SAY AMEN, SOMEBODY
It is surprising to learn that gospel music, now seen as standard in mostly African-American churches, was not only looked down on but actively discouraged by the Church. Say Amen, Somebody is the documentary about this American artform and two of its founding figures. A joyful feature with uplifting music, Say Amen, Somebody would make believers out of even the hardest of atheists.
Director George Nierenberg follows Professor Thomas A. Dorsey, credited as the Father of Gospel Music, and Mother Willie Mae Ford Smith, a Dorsey protégé and gospel elder stateswoman. Professor Dorsey reflects on how difficult it was to get pep into spirituals if memory serves right. The older generation, wary of Dorsey's early life as a blues performer and songwriter, thought he was corrupting the sacredness of hymns with his work. Both he and Mother Smith bristle at the idea that they were bringing blues to the church.
They saw their work in music as genuine ministry, so much so that Mother Smith would not go commercial either in record sales or attempt to sing secular songs. This puts her in stark contrast to two of her contemporaries: Sister Rosetta Tharpe and Mahalia Jackson, who did one or both. Mother Smith's devotion to the Lord is so great that she sees nothing wrong with female pastors.
Both Dorsey and Smith may or may not attend the National Convention of Gospel Choirs and Choruses that year as both are in physical decline. They, however, will not be denied, summoning up their strength for one more convention to sing out and continue training the next generation to make a joyful noise unto the Lord.
Say Amen, Somebody is first and foremost a celebration of gospel music. Even at age 77, Mother Smith is still a dynamic performer, singing glory to her Savior no matter what the venue. Late in the film, we see her balancing a microphone in one hand and her walker with the other. She will keep going, her faith and joyful spirit infectious.
She takes her singing seriously, such as when she gives advice and training to various singers both in seminars and one-on-one. Mother Smith is also mother in other ways, such as with the Barrett Sisters or Zella Jackson Price. They are her own proteges who face the pull-and-push between going on the road and caring for their families.
Mother Smith's own children reflect on that struggle when visiting a dilapidated train station where their mother would leave and arrive from a tour. While proud of her and aware that she was fulfilling a mission, they cannot help but miss the time they could have had with Willie Mae Ford Smith, their mother.
Mother Smith makes clear to Zella that there is a cost to sing to and for the Lord. While she does not say this to any of the Barrett Sisters directly, we see the struggle is there too. Say Amen, Somebody features our singers at home too, which are among the best moments in the film. Delois Barrett, who also sings in her husband's church, talks with him at breakfast about an opportunity to tour Europe.
While it will be a brief tour, she is eager and excited for the opportunity that she has both worked hard for and wanted. Pastor Frank, however, is not as enthusiastic, seeing it as almost selfish of her to be away from the home church. As she contemplates things, she asks Frank at one point, "You want eggs with your sausage?", bringing the domestic into the spiritual.
Say Amen, Somebody touches on an issue that I think still is relevant in both gospel and what is known as Contemporary Christian music. Simply put, it is the conflict between worship and performance. Where is the line between saving souls and making money, between seeing gospel music as a way to reach people for Christ and as a vehicle for worldly success?
Mother Smith and another group at her tribute, the O'Neil Twins, make clear that they are not in gospel music for the money. They see it as their ministry. They paid a price for not venturing into commercial music, even within gospel circles, but they see it as their mission field.
The other major figure, that of Professor Dorsey, is more analytical. He does not sing as much as Mother Smith. However, he is just as moving.

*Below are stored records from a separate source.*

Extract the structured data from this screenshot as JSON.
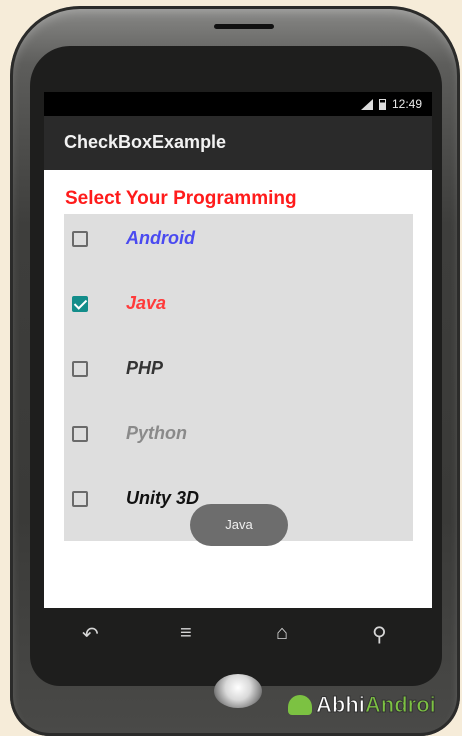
{
  "status_bar": {
    "time": "12:49"
  },
  "action_bar": {
    "title": "CheckBoxExample"
  },
  "heading": "Select Your Programming",
  "checkboxes": [
    {
      "label": "Android",
      "checked": false,
      "color": "#4a4af0"
    },
    {
      "label": "Java",
      "checked": true,
      "color": "#ff3b3b"
    },
    {
      "label": "PHP",
      "checked": false,
      "color": "#333333"
    },
    {
      "label": "Python",
      "checked": false,
      "color": "#8a8a8a"
    },
    {
      "label": "Unity 3D",
      "checked": false,
      "color": "#111111"
    }
  ],
  "toast": {
    "text": "Java"
  },
  "nav": {
    "back_icon": "back-icon",
    "recents_icon": "recents-icon",
    "home_icon": "home-icon",
    "search_icon": "search-icon"
  },
  "watermark": {
    "text_a": "Abhi",
    "text_b": "Androi"
  },
  "colors": {
    "accent": "#138d8a",
    "heading": "#ff1b1b",
    "action_bar": "#2a2a2a"
  }
}
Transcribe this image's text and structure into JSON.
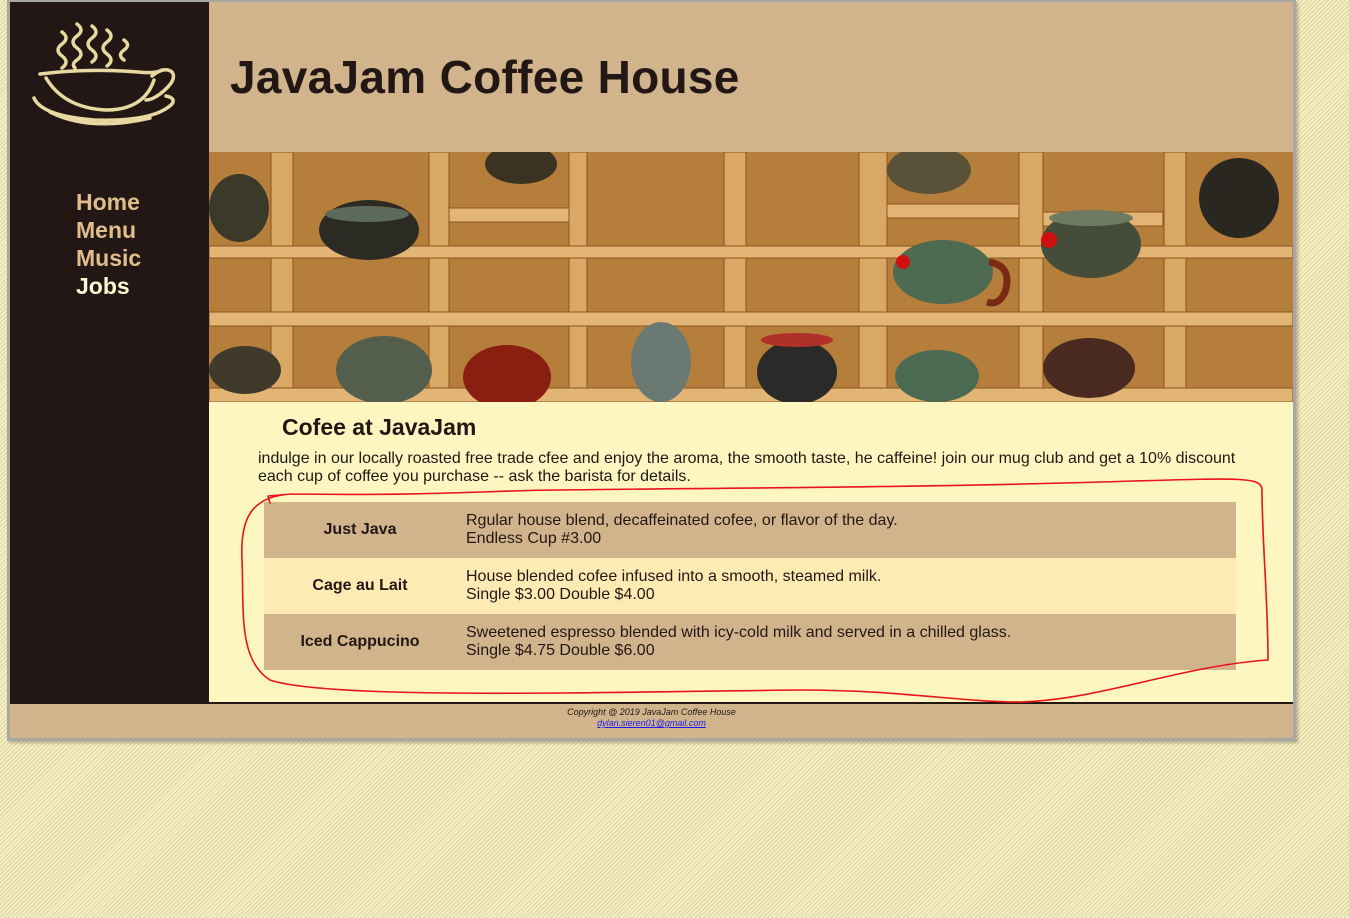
{
  "site": {
    "title": "JavaJam Coffee House"
  },
  "nav": {
    "items": [
      {
        "label": "Home"
      },
      {
        "label": "Menu"
      },
      {
        "label": "Music"
      },
      {
        "label": "Jobs"
      }
    ]
  },
  "main": {
    "heading": "Cofee at JavaJam",
    "intro": "indulge in our locally roasted free trade cfee and enjoy the aroma, the smooth taste, he caffeine! join our mug club and get a 10% discount each cup of coffee you purchase -- ask the barista for details.",
    "menu": [
      {
        "name": "Just Java",
        "desc": "Rgular house blend, decaffeinated cofee, or flavor of the day.",
        "price": "Endless Cup #3.00"
      },
      {
        "name": "Cage au Lait",
        "desc": "House blended cofee infused into a smooth, steamed milk.",
        "price": "Single $3.00 Double $4.00"
      },
      {
        "name": "Iced Cappucino",
        "desc": "Sweetened espresso blended with icy-cold milk and served in a chilled glass.",
        "price": "Single $4.75 Double $6.00"
      }
    ]
  },
  "footer": {
    "copyright": "Copyright @ 2019 JavaJam Coffee House",
    "email": "dylan.sieren01@gmail.com"
  },
  "colors": {
    "accent": "#d1b48c",
    "dark": "#221714",
    "content_bg": "#fef6c1",
    "annotation": "#e8141a"
  }
}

His telling of how, through great personal tragedy, he came to write the gospel hymn Take My Hand, Precious Lord is deeply moving. As he talks about his shift from blues to gospel after a spiritual awakening, he looks around and says, "Say amen, somebody," with a slight twinkle and laugh while waiting for his own call-and-response.
He too is seen at the end of Say Amen, Somebody in a walker as he marches forward to the stage (a gospel tradition Dorsey created). It is a wonderful moment, full of life and joy that praise can give.
It should go without saying that Say Amen, Somebody has great gospel music. From Mother Smith performing to a group of seniors to her tribute down to the Convention floor, it is all but impossible not to tap your foot and smile as we get beautiful musical moments.
"Remember me, not just for me, but for the work I've done," Mother Smith quotes from a Professor Dorsey song. Say Amen, Somebody shows that while they have entered into the Kingdom, their work definitely lives on.